Key technical challenges to overcome for synchronous speech translation include:
- Latency: Ensuring real-time processing [00:46:03].
- Ambiguity and Unstructured Language: Spoken language is often casual, unstructured, and filled with ambiguities, unlike written text. Models need to be taught to translate different types of spoken language [00:46:10].

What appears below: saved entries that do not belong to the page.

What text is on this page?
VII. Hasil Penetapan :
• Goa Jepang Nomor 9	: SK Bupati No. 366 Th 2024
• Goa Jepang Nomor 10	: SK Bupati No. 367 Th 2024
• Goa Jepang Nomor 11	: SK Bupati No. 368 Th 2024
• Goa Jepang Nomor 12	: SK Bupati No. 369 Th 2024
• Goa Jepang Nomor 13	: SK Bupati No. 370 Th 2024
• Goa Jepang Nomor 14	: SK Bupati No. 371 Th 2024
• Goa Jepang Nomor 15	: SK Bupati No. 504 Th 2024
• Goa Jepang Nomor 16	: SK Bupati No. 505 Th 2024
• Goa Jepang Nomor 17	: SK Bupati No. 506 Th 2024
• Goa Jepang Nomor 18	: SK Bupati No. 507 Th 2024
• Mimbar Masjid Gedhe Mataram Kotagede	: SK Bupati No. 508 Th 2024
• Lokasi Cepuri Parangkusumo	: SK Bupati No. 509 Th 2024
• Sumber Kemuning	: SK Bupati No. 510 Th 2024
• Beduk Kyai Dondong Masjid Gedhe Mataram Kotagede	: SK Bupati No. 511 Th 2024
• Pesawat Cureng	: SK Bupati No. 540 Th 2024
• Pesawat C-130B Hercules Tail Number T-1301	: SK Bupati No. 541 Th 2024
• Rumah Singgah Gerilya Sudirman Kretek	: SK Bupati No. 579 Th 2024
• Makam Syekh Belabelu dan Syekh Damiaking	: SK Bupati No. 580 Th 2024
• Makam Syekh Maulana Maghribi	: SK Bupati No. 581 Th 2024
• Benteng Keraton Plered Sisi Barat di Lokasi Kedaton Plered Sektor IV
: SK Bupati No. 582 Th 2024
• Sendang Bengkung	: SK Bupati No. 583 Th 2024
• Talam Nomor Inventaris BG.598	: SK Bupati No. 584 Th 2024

Impact on Language Learning
The availability of advanced AI translation tools raises questions about the future of human language learning [00:41:47]. While AI might reduce the business requirement to learn multiple languages, potentially leading to fewer people learning them for practical purposes, Kutylowski believes personal interest and cultural connection will still drive language acquisition [00:43:40]. Learning languages remains valuable for brain development and provides an enjoyable intellectual challenge, similar to playing chess despite AI’s superiority in the game [00:43:56].
Lessons from DeepL’s Journey
Beating Tech Giants
DeepL attributes its success against giants like Google Translate to intense focus on the market, continuous innovation, and building strong academic-level research within the company while specializing in high-value business translation [00:08:13]. Being established in Europe, a hub of diverse languages, fostered a deep understanding and motivation within the team [00:08:46].
Beyond Technology Alone
Early on, Kutylowski believed that strong technology alone would suffice [00:49:43]. However, he learned that to deploy technology effectively, especially in AI, a broader approach is necessary, encompassing product development, commercialization, and understanding the “big picture” [00:49:56].
Evaluation of Models
Evaluating AI translation models involves both synthetic metrics (like BLEU score) and human evaluation [00:34:05]. While synthetic metrics are useful for rough orientation during training, they quickly become insufficient as quality improves [00:34:25]. The “real test” is human evaluation, where thousands of translators judge translations for accuracy, nuance, and native feel, often in a comparative way against other models [00:34:55]. This is particularly relevant for business translations, which prioritize accuracy and fluency over subjective literary beauty [00:33:19].
The challenges of building AI infrastructure companies are evident in DeepL’s journey, highlighting the need for specialized solutions, robust data pipelines, and a flexible infrastructure strategy to manage evolving AI capabilities and market demands.